Google ha svelato Glass Development Kit (GDK) al Glass hackathon di San Francisco, invitando un centinaio di sviluppatori a creare nuove applicazione per la Wearable technology, la tecnologia da indossare.

Il development kit, o GDK, offre agli sviluppatori accesso parti degli occhialini hi-tech che in precedenza erano “sotto chiave”. Gli sviluppatori adesso possono scrivere Glass apps che possano lavorare offline, in tempo reale, utilizzando nuovo hardware, come l‘accelerometro e il GPS.

Anche se installare apps non è facile, l’83% dei 1500 developer ha installato applicazioni per i Glass. Finora gli sviluppatori avevano a disposizione solo le Mirror API. L’applicazione Glassware che ha riscosso maggiore popolarità si chiama Word Lens, dedicata alla traduzione in real time: è sufficiente guardare le parole stampate per sostituirle con la traduzione nella lingua richiesta. Se siete all’estero ed inquadrate un cartello stradale in una lingua che non conoscete, gli occhiali hi-tech vi forniranno la traduzione immediata, dopo averli solo guardati.

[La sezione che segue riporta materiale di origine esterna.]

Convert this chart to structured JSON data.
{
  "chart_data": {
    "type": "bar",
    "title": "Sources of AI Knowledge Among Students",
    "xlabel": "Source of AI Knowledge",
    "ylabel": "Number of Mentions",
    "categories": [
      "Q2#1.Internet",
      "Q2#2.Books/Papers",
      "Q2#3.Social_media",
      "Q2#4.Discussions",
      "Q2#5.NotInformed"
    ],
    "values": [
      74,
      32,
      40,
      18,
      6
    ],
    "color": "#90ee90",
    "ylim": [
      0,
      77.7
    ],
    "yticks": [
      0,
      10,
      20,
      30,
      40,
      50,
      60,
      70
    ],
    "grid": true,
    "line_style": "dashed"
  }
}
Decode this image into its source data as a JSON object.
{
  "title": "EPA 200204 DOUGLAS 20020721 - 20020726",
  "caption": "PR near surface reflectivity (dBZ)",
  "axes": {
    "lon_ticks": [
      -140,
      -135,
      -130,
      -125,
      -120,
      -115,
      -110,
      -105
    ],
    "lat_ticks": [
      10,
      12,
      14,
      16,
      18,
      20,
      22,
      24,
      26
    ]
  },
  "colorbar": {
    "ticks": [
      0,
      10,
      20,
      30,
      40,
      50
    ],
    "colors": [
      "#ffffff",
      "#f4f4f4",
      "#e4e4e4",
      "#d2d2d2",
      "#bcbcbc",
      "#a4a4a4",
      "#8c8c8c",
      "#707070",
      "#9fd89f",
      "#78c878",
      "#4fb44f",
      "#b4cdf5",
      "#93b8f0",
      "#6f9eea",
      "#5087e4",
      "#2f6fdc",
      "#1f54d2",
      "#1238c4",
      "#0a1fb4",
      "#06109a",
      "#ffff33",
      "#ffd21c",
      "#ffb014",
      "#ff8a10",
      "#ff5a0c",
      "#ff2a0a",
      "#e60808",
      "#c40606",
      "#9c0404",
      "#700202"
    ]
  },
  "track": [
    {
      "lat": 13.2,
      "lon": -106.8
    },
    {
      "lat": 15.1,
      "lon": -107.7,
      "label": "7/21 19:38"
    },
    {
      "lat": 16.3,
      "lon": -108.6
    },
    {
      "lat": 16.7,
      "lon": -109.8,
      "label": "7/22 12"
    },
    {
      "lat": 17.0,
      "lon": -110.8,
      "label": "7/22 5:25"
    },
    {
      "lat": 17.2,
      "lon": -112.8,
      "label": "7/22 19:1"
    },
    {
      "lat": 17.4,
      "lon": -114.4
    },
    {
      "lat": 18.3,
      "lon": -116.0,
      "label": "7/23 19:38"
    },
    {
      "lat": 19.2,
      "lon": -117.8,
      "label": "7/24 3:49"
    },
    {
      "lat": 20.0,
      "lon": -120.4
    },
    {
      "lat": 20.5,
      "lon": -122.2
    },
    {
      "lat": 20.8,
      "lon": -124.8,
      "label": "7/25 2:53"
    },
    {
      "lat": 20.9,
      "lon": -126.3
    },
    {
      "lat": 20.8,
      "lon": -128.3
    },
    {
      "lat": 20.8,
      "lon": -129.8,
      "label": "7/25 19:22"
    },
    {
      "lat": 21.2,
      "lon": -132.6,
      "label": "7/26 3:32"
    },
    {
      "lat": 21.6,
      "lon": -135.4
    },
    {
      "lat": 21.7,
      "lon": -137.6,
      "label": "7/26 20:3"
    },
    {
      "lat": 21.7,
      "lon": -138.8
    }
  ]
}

Altre apps interessanti sono: AllTheCooks, una guida passo a passo per insegnare a cucinare; Strava’s è dedicato ao ciclisti; il gioco di parole Spellista; e GolfSight, per rivelare le distanze aiutando i neòfiti a giocare a golf.

In Italia è già stata presentata l’app GoogleGlass4Lis, un’applicazione che viene testata nel Museo Egizio di Torino con una guida virtuale che apparirà in forma di Avatar con un semplice tocco o con il comando “Ok Glass” a voce: i non udenti potranno così beneficiare delle spiegazioni sui reperti conservati al museo del capoluogo piemontese. .L’applicazione è stata studiata per agevolare le visite museali alle persone sorde grazie dalla “traduzione simultanea” in LIS (lingua dei segni italiana), frutto della collborazione fra Vidiemme Consulting, l’Ens (Ente Nazionale Sordi) e il Progetto Atlas.

La piattaforma Glass includerà l’integrazione di Google Play Music. Sarà sufficiente dire: “OK Glass: Play METAL!”. Le cuffiette per gli occhialini costeranno 85 dollari il paio.

Juniper Research prevede oltre 10 milioni di Google Glass venduti entro il 2018.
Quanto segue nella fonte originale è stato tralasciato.